Iniciado o julgamento do recurso, o MPF apresentou sua sustentação oral, seguido das sustentações orais do representante da empresa de genéricos brasileira EMS e da ABIFINA¹, no sentido de que fosse dado provimento ao recurso de apelação do MPF.
Após as sustentações orais, o Desembargador Relator Fabio de Souza Silva, da 1ª Turma Especializada, votou no sentido de que o recurso de apelação apresentado não deveria ser conhecido pela Turma, já que interposto equivocadamente.

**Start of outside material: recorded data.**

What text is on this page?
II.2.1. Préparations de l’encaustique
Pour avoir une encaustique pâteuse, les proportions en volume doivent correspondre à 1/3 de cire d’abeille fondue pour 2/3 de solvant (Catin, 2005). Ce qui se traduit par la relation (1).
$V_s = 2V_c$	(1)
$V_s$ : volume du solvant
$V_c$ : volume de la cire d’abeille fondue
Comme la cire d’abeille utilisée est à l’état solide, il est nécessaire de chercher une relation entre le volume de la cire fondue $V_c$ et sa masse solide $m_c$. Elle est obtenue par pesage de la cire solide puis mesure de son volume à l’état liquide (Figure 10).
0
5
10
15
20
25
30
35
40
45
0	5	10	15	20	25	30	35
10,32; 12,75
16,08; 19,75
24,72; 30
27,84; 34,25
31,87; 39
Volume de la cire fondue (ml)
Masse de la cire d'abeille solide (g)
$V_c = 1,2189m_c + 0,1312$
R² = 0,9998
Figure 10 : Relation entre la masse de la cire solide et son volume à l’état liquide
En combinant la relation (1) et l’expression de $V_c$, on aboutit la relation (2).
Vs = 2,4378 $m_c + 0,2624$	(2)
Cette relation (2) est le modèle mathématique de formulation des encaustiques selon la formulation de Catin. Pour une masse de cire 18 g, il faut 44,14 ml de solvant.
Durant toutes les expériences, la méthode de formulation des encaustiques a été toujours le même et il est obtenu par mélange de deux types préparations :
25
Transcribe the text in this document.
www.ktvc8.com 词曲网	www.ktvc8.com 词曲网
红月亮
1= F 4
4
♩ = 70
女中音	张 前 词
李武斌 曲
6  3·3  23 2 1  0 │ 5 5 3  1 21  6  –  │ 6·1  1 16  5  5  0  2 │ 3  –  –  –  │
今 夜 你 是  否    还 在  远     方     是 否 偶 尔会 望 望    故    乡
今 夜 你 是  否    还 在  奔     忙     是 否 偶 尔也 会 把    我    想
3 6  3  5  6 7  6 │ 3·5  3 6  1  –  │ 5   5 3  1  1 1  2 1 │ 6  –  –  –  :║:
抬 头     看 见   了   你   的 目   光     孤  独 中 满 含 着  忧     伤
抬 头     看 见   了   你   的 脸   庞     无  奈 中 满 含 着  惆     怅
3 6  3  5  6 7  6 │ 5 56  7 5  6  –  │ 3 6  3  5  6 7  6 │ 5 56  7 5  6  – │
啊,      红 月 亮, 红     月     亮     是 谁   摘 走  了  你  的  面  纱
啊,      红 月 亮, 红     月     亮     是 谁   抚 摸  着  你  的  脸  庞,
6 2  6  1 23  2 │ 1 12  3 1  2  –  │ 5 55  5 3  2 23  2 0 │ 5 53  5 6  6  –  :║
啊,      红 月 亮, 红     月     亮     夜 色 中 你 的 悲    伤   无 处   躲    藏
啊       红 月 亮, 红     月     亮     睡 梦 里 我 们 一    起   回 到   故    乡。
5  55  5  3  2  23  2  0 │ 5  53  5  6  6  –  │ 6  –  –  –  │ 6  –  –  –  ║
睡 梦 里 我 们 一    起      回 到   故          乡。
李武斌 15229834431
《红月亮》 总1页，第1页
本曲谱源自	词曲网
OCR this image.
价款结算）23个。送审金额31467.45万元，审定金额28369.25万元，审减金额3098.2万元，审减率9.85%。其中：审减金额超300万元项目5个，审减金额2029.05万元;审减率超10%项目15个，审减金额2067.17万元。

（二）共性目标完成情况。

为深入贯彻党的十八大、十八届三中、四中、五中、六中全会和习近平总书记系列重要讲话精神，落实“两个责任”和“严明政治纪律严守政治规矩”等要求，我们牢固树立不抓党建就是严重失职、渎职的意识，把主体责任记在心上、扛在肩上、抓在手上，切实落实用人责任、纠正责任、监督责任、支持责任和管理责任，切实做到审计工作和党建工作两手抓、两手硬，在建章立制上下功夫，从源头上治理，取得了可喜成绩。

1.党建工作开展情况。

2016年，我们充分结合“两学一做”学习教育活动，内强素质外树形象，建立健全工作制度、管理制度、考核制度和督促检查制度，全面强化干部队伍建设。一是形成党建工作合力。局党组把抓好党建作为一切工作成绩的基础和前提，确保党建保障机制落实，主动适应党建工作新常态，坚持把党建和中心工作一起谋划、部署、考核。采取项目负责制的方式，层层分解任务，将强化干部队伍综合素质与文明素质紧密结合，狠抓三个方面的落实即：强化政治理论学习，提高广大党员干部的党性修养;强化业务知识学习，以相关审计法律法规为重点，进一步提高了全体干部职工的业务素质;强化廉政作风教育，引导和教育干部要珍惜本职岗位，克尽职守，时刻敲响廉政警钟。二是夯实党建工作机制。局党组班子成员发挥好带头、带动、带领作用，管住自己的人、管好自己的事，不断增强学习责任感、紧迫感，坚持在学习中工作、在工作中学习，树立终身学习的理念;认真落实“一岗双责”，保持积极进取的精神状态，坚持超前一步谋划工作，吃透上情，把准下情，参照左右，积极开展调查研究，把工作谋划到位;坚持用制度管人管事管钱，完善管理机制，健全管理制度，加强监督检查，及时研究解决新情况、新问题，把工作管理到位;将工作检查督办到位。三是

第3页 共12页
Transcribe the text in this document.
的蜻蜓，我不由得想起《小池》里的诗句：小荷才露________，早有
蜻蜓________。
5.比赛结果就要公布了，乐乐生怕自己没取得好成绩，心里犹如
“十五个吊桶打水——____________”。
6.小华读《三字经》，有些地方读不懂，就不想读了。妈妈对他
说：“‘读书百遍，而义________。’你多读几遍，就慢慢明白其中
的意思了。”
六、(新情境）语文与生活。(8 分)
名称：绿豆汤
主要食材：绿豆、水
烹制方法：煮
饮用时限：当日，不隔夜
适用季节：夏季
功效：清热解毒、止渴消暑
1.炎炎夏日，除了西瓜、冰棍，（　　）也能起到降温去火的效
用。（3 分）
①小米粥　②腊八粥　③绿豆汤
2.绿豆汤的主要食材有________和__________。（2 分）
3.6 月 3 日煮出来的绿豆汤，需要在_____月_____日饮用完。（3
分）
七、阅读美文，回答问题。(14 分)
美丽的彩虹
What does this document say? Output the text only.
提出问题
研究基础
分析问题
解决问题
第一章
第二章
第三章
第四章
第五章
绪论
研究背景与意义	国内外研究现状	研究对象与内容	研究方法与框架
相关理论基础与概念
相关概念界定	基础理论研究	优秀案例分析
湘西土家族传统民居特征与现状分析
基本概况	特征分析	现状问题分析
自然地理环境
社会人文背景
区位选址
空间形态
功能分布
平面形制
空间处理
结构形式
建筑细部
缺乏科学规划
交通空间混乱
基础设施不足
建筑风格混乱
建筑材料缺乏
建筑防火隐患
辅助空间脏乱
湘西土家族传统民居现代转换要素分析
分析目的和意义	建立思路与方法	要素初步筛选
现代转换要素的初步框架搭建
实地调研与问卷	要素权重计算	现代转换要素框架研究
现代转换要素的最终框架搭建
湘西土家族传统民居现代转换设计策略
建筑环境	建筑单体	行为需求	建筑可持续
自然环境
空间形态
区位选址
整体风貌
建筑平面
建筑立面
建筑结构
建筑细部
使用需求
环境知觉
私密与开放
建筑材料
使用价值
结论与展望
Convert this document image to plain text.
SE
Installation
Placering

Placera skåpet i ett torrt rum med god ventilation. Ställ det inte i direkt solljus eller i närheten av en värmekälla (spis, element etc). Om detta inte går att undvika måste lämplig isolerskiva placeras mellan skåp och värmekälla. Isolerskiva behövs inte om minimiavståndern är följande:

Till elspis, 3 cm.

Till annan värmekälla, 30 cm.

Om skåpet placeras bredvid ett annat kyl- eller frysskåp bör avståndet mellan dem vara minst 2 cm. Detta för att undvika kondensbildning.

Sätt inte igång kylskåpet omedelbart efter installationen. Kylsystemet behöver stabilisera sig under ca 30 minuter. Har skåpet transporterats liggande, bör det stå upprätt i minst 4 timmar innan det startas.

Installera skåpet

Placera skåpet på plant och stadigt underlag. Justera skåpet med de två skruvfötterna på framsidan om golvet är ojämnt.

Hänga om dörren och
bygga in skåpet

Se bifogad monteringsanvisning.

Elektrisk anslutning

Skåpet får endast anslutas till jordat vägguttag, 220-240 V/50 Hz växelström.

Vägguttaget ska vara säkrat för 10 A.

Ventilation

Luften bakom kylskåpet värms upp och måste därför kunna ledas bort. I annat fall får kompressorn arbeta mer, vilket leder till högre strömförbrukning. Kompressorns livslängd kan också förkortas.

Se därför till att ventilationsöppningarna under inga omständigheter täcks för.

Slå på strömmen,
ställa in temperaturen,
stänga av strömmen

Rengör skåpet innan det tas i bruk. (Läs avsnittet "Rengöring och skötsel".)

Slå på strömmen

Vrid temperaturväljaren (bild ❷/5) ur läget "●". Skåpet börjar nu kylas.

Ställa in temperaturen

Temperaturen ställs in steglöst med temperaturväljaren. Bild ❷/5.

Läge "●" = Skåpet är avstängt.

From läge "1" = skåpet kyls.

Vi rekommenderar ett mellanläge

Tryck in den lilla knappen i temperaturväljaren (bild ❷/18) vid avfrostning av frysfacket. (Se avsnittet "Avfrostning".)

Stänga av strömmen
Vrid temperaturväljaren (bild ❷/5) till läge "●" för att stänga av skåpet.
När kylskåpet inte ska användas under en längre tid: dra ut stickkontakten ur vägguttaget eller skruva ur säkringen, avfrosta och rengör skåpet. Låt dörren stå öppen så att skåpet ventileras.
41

Ao ver do Desembargador Relator o recurso cabível para o enfrentamento da decisão de primeira instância seria o agravo de instrumento.
Conforme a exposição dos Magistrados Federais que votaram, foi acolhida a preliminar suscitada em sede de contrarrazões pelo INPI, que defendia o não conhecimento do recurso do MPF tendo em vista que a execução foi iniciada e extinta por sentença que restou irrecorrida há anos. O que o MPF pretendeu no caso vertente foi reabrir a fase de cumprimento passados mais de dez anos do trânsito em julgado, o que foi indeferido pelo Juízo.
A decisão de indeferimento da 25ª Vara Federal teria natureza de decisão interlocutória e não de sentença, de modo que o recurso cabível seria agravo de instrumento e não a apelação apresentada. Por unanimidade, portanto, o recurso de apelação não foi conhecido.
O INPI, a INTERFARMA, a ABPI e a ABAPI², em concordância com a decisão proferida pelos Desembargadores abriram mão de suas sustentações orais, diante do acolhimento da questão preliminar levantada.
O Acórdão do TRF-2 ainda pode ser objeto de recurso especial dirigido ao Superior Tribunal de Justiça. De qualquer forma, diante do não conhecimento do recurso interposto pelo MPF, a Resolução nº 93/2013 do INPI continua válida, de modo que as emendas voluntárias do pedido de patente feitas pelos titulares após o requerimento do exame (reduzindo o escopo de proteção reivindicado) continuarão sendo aceitas pelo INPI, até que seja proferida uma eventual decisão em sentido contrário.
Aguarda-se a eventual interposição do recurso especial pelo MPF, ou até mesmo a propositura de uma nova Ação Civil Pública – ACP pelo MPF, que tem se demonstrado muito interessado no assunto.
¹EMS e ABIFINA apresentaram sustentações orais, respectivamente como assistente do MPF e como amicus curiae em defesa do provimento da apelação do MPF.
²A INTERFARMA (Associação da Indústria Farmacêutica de Pesquisa). ABPI (Associação Brasileira da Propriedade Intelectual) e ABAPI (Associação Brasileira dos Agentes da Propriedade Industrial), abriram mão de suas sustentações orais, diante do acolhimento da questão preliminar. As entidades apresentaram-se como amicus curiae na ação, em favor do INPI e da manutenção da decisão de primeira instância, opinando pelo desprovimento do recurso.